Experts are planning to investigate a mysterious Great Lakes shipwreck that they say may be the oldest in Lake Erie and might be nearly 200 years old.
The National Museum of the Great Lakes wants to identify the shipwreck, which archaeologists believe is the Lake Serpent, a schooner that sank in 1829.
The shipwreck site was discovered by Cleveland Underwater Explorers (CLUE) in 2015. “Since then we have narrowed the possibilities from over 200 shipwrecks to 3,” explained the Museum, in a statement released Monday. “To make a final identification we need to spend about 10 days underwater excavating the portions of the buried schooner to be sure!”
Built in Cleveland in 1821, the Lake Serpent carried cargo for 8 years until its sinking in late September or early October 1829, according to the Toledo, Ohio-based Museum. “Identifying and surveying this shipwreck is important because once completed we will understand why the Lake Serpent sank in 1829 and the site can tell us about early 19th century shipbuilding techniques that were used in Cleveland,” it explained.
An Indiegogo campaign has been launched to raise funds for an investigation of the wreck site.
The Great Lakes continue to reveal their shipwreck secrets.
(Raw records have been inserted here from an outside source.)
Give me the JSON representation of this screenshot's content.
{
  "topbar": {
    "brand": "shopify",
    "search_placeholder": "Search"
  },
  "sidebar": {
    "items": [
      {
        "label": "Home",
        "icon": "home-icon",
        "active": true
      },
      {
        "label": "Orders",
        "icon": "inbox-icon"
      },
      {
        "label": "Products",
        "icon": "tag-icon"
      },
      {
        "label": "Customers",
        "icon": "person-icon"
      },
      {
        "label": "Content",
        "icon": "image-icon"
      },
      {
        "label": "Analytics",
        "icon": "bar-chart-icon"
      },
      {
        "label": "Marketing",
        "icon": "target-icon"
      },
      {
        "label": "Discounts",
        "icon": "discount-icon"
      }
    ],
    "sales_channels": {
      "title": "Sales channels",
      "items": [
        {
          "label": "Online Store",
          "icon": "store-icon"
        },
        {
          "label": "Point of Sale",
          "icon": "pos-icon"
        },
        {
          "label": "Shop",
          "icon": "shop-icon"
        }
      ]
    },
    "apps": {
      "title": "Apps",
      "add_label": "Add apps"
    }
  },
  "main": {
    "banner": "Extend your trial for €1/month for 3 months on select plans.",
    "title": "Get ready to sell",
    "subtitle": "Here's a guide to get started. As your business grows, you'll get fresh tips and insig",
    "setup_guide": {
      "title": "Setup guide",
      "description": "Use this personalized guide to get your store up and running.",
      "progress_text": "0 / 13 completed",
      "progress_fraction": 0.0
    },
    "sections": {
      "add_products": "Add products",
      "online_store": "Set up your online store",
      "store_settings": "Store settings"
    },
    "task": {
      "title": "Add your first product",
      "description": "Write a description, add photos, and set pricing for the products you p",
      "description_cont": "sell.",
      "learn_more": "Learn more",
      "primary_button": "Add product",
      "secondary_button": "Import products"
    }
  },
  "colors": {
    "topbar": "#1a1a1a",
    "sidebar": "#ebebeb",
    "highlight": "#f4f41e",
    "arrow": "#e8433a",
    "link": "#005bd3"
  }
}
In May 2008, for example, two explorers discovered the British warship HMS Ontario, which was lost in Lake Ontario in 1780. The Ontario is the oldest shipwreck ever found in the Great Lakes and the only British warship of this period still in existence in the world.
Later that year, the explorers - Jim Kennard and Dan Scoville, also discovered a rare 19th-century schooner sitting upright 500 feet under the waves of Lake Ontario.
In 2016, Kennard was also part of a team of underwater explorers that discovered the second-oldest confirmed shipwreck in the Great Lakes. The Washington, an American-built, Canadian-owned sloop sank in Lake Ontario during a fierce storm in 1803.
The Associated Press contributed to this article.